Were you told “you’re such a good girl for tidying up” or were you thanked? Were you told “Don’t be naughty!” Or was the situation explained to you? Were you told “eat your dinner like a good boy” or were you encouraged to enjoy your food and eat only what your body needed?
Were you told the facts about your behaviour or someone else’s opinions? Being “good” isn’t defined by behaviour, it’s within us.
Do you seek others’ approval? Do you often worry whether you’ve upset someone? Do you worry that you’re being judged? Do you downplay your achievements? Do you struggle to say no, even when you want to? Do you fear criticism? Are you afraid of making mistakes? Do you seek perfection? Do you feel pressure to live up to other people’s expectations?
Does any of this resonate? If so, then it’s likely that you’ve fallen victim to what I like to call “good girl” or “good boy” syndrome.
If you were constantly told that you’re a “good girl” or “good boy” it’s possible that, even as an adult, you are still feeling the effects of that now. You still feel pressure to always “BE good” no matter what you feel, or what your heart is telling you.
And do you want that pressure for your own children? I’m pretty sure you don’t.

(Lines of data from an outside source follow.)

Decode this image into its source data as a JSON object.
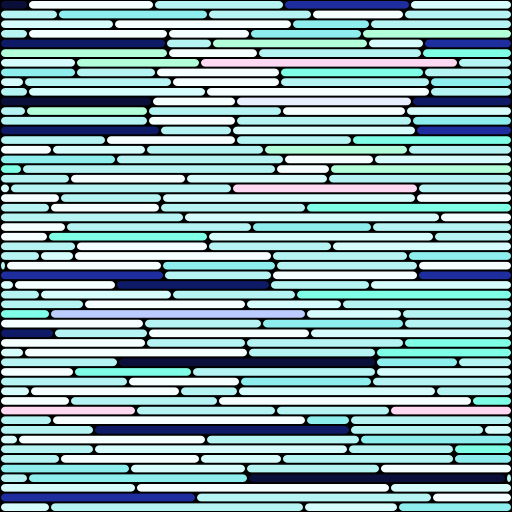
{
  "artwork": {
    "description_free": true,
    "palette": {
      "white": "#F6FFFF",
      "pale-cyan": "#D6FCFC",
      "light-cyan": "#B6F4F4",
      "cyan": "#8EEEEE",
      "aqua": "#7FFFE6",
      "mint": "#B2FFD9",
      "lavender": "#E6EEFF",
      "periwinkle": "#BCCCFF",
      "pink": "#FFD9F2",
      "royal-blue": "#1E2E9E",
      "navy": "#0E1A66",
      "midnight": "#0A0F3A"
    },
    "rows": [
      [
        [
          "midnight",
          28
        ],
        [
          "white",
          126
        ],
        [
          "light-cyan",
          130
        ],
        [
          "royal-blue",
          126
        ],
        [
          "pale-cyan",
          102
        ]
      ],
      [
        [
          "light-cyan",
          58
        ],
        [
          "cyan",
          150
        ],
        [
          "light-cyan",
          104
        ],
        [
          "white",
          92
        ],
        [
          "light-cyan",
          108
        ]
      ],
      [
        [
          "pale-cyan",
          114
        ],
        [
          "white",
          178
        ],
        [
          "cyan",
          78
        ],
        [
          "light-cyan",
          142
        ]
      ],
      [
        [
          "light-cyan",
          28
        ],
        [
          "white",
          140
        ],
        [
          "white",
          82
        ],
        [
          "cyan",
          112
        ],
        [
          "mint",
          150
        ]
      ],
      [
        [
          "navy",
          166
        ],
        [
          "light-cyan",
          46
        ],
        [
          "mint",
          156
        ],
        [
          "pale-cyan",
          56
        ],
        [
          "royal-blue",
          88
        ]
      ],
      [
        [
          "mint",
          168
        ],
        [
          "white",
          90
        ],
        [
          "light-cyan",
          164
        ],
        [
          "aqua",
          90
        ]
      ],
      [
        [
          "pale-cyan",
          76
        ],
        [
          "mint",
          124
        ],
        [
          "pink",
          258
        ],
        [
          "light-cyan",
          54
        ]
      ],
      [
        [
          "cyan",
          76
        ],
        [
          "light-cyan",
          80
        ],
        [
          "white",
          124
        ],
        [
          "aqua",
          144
        ],
        [
          "light-cyan",
          88
        ]
      ],
      [
        [
          "pale-cyan",
          24
        ],
        [
          "light-cyan",
          148
        ],
        [
          "white",
          108
        ],
        [
          "light-cyan",
          150
        ],
        [
          "cyan",
          82
        ]
      ],
      [
        [
          "light-cyan",
          28
        ],
        [
          "pale-cyan",
          178
        ],
        [
          "white",
          224
        ],
        [
          "light-cyan",
          82
        ]
      ],
      [
        [
          "midnight",
          152
        ],
        [
          "white",
          84
        ],
        [
          "lavender",
          176
        ],
        [
          "navy",
          100
        ]
      ],
      [
        [
          "light-cyan",
          26
        ],
        [
          "mint",
          122
        ],
        [
          "light-cyan",
          134
        ],
        [
          "white",
          124
        ],
        [
          "pale-cyan",
          106
        ]
      ],
      [
        [
          "light-cyan",
          148
        ],
        [
          "white",
          88
        ],
        [
          "light-cyan",
          176
        ],
        [
          "cyan",
          100
        ]
      ],
      [
        [
          "navy",
          160
        ],
        [
          "light-cyan",
          72
        ],
        [
          "pale-cyan",
          184
        ],
        [
          "royal-blue",
          96
        ]
      ],
      [
        [
          "light-cyan",
          106
        ],
        [
          "white",
          130
        ],
        [
          "light-cyan",
          116
        ],
        [
          "aqua",
          160
        ]
      ],
      [
        [
          "white",
          52
        ],
        [
          "pale-cyan",
          94
        ],
        [
          "light-cyan",
          118
        ],
        [
          "mint",
          144
        ],
        [
          "light-cyan",
          104
        ]
      ],
      [
        [
          "cyan",
          116
        ],
        [
          "light-cyan",
          168
        ],
        [
          "white",
          90
        ],
        [
          "pale-cyan",
          138
        ]
      ],
      [
        [
          "aqua",
          22
        ],
        [
          "light-cyan",
          254
        ],
        [
          "white",
          54
        ],
        [
          "mint",
          182
        ]
      ],
      [
        [
          "light-cyan",
          70
        ],
        [
          "white",
          116
        ],
        [
          "pale-cyan",
          142
        ],
        [
          "light-cyan",
          184
        ]
      ],
      [
        [
          "pale-cyan",
          10
        ],
        [
          "light-cyan",
          222
        ],
        [
          "pink",
          186
        ],
        [
          "light-cyan",
          94
        ]
      ],
      [
        [
          "white",
          60
        ],
        [
          "light-cyan",
          102
        ],
        [
          "pale-cyan",
          254
        ],
        [
          "white",
          96
        ]
      ],
      [
        [
          "light-cyan",
          50
        ],
        [
          "white",
          110
        ],
        [
          "light-cyan",
          146
        ],
        [
          "aqua",
          206
        ]
      ],
      [
        [
          "light-cyan",
          184
        ],
        [
          "pale-cyan",
          256
        ],
        [
          "white",
          72
        ]
      ],
      [
        [
          "white",
          66
        ],
        [
          "light-cyan",
          186
        ],
        [
          "cyan",
          120
        ],
        [
          "light-cyan",
          140
        ]
      ],
      [
        [
          "white",
          48
        ],
        [
          "aqua",
          160
        ],
        [
          "pale-cyan",
          226
        ],
        [
          "light-cyan",
          78
        ]
      ],
      [
        [
          "light-cyan",
          76
        ],
        [
          "white",
          132
        ],
        [
          "light-cyan",
          124
        ],
        [
          "pale-cyan",
          180
        ]
      ],
      [
        [
          "light-cyan",
          40
        ],
        [
          "pale-cyan",
          34
        ],
        [
          "white",
          198
        ],
        [
          "light-cyan",
          136
        ],
        [
          "cyan",
          104
        ]
      ],
      [
        [
          "light-cyan",
          6
        ],
        [
          "white",
          156
        ],
        [
          "cyan",
          114
        ],
        [
          "light-cyan",
          142
        ],
        [
          "white",
          94
        ]
      ],
      [
        [
          "royal-blue",
          164
        ],
        [
          "light-cyan",
          108
        ],
        [
          "white",
          146
        ],
        [
          "royal-blue",
          94
        ]
      ],
      [
        [
          "pale-cyan",
          14
        ],
        [
          "white",
          102
        ],
        [
          "navy",
          154
        ],
        [
          "light-cyan",
          100
        ],
        [
          "pale-cyan",
          142
        ]
      ],
      [
        [
          "light-cyan",
          40
        ],
        [
          "pale-cyan",
          132
        ],
        [
          "light-cyan",
          124
        ],
        [
          "aqua",
          216
        ]
      ],
      [
        [
          "light-cyan",
          84
        ],
        [
          "white",
          162
        ],
        [
          "pale-cyan",
          96
        ],
        [
          "light-cyan",
          170
        ]
      ],
      [
        [
          "aqua",
          50
        ],
        [
          "periwinkle",
          256
        ],
        [
          "pale-cyan",
          96
        ],
        [
          "light-cyan",
          110
        ]
      ],
      [
        [
          "white",
          144
        ],
        [
          "light-cyan",
          118
        ],
        [
          "cyan",
          142
        ],
        [
          "light-cyan",
          108
        ]
      ],
      [
        [
          "navy",
          54
        ],
        [
          "light-cyan",
          94
        ],
        [
          "white",
          162
        ],
        [
          "pale-cyan",
          202
        ]
      ],
      [
        [
          "white",
          146
        ],
        [
          "light-cyan",
          100
        ],
        [
          "light-cyan",
          158
        ],
        [
          "aqua",
          108
        ]
      ],
      [
        [
          "pale-cyan",
          24
        ],
        [
          "white",
          224
        ],
        [
          "light-cyan",
          128
        ],
        [
          "aqua",
          136
        ]
      ],
      [
        [
          "light-cyan",
          118
        ],
        [
          "midnight",
          258
        ],
        [
          "cyan",
          82
        ],
        [
          "light-cyan",
          54
        ]
      ],
      [
        [
          "white",
          74
        ],
        [
          "aqua",
          118
        ],
        [
          "light-cyan",
          184
        ],
        [
          "pale-cyan",
          136
        ]
      ],
      [
        [
          "light-cyan",
          128
        ],
        [
          "white",
          112
        ],
        [
          "cyan",
          132
        ],
        [
          "light-cyan",
          140
        ]
      ],
      [
        [
          "pale-cyan",
          30
        ],
        [
          "white",
          150
        ],
        [
          "light-cyan",
          58
        ],
        [
          "pale-cyan",
          198
        ],
        [
          "light-cyan",
          76
        ]
      ],
      [
        [
          "white",
          70
        ],
        [
          "light-cyan",
          148
        ],
        [
          "white",
          254
        ],
        [
          "aqua",
          40
        ]
      ],
      [
        [
          "pink",
          136
        ],
        [
          "light-cyan",
          140
        ],
        [
          "light-cyan",
          114
        ],
        [
          "pink",
          122
        ]
      ],
      [
        [
          "light-cyan",
          52
        ],
        [
          "white",
          254
        ],
        [
          "cyan",
          44
        ],
        [
          "light-cyan",
          162
        ]
      ],
      [
        [
          "light-cyan",
          94
        ],
        [
          "navy",
          256
        ],
        [
          "light-cyan",
          134
        ],
        [
          "pale-cyan",
          28
        ]
      ],
      [
        [
          "pale-cyan",
          18
        ],
        [
          "white",
          188
        ],
        [
          "light-cyan",
          154
        ],
        [
          "cyan",
          152
        ]
      ],
      [
        [
          "light-cyan",
          94
        ],
        [
          "pale-cyan",
          254
        ],
        [
          "light-cyan",
          106
        ],
        [
          "aqua",
          58
        ]
      ],
      [
        [
          "light-cyan",
          60
        ],
        [
          "white",
          140
        ],
        [
          "pale-cyan",
          82
        ],
        [
          "light-cyan",
          172
        ],
        [
          "cyan",
          58
        ]
      ],
      [
        [
          "cyan",
          130
        ],
        [
          "pale-cyan",
          116
        ],
        [
          "light-cyan",
          134
        ],
        [
          "white",
          132
        ]
      ],
      [
        [
          "light-cyan",
          28
        ],
        [
          "cyan",
          220
        ],
        [
          "midnight",
          258
        ],
        [
          "light-cyan",
          6
        ]
      ],
      [
        [
          "pale-cyan",
          136
        ],
        [
          "white",
          254
        ],
        [
          "pale-cyan",
          122
        ]
      ],
      [
        [
          "royal-blue",
          196
        ],
        [
          "light-cyan",
          236
        ],
        [
          "white",
          80
        ]
      ],
      [
        [
          "pale-cyan",
          50
        ],
        [
          "light-cyan",
          254
        ],
        [
          "pale-cyan",
          94
        ],
        [
          "cyan",
          114
        ]
      ]
    ]
  }
}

A small tweak of our language when we talk to our children can make all the difference. So let’s start stating the facts and show some gratitude. “You helped tidy up, and now the room is clear. Thank you.” “Thank you for helping me make dinner. Now we have a tasty meal to share!”
Our experiences are our lessons and our children are our teachers.
Don’t be good. Be kind. Be generous. Be sparky. Be courageous. Be funny. Be assertive. Be opinionated. Be passionate. Be stubborn. Be competitive. Be free. Be grateful. Be who you truly are. Because none of these are bad, and good is boring anyway!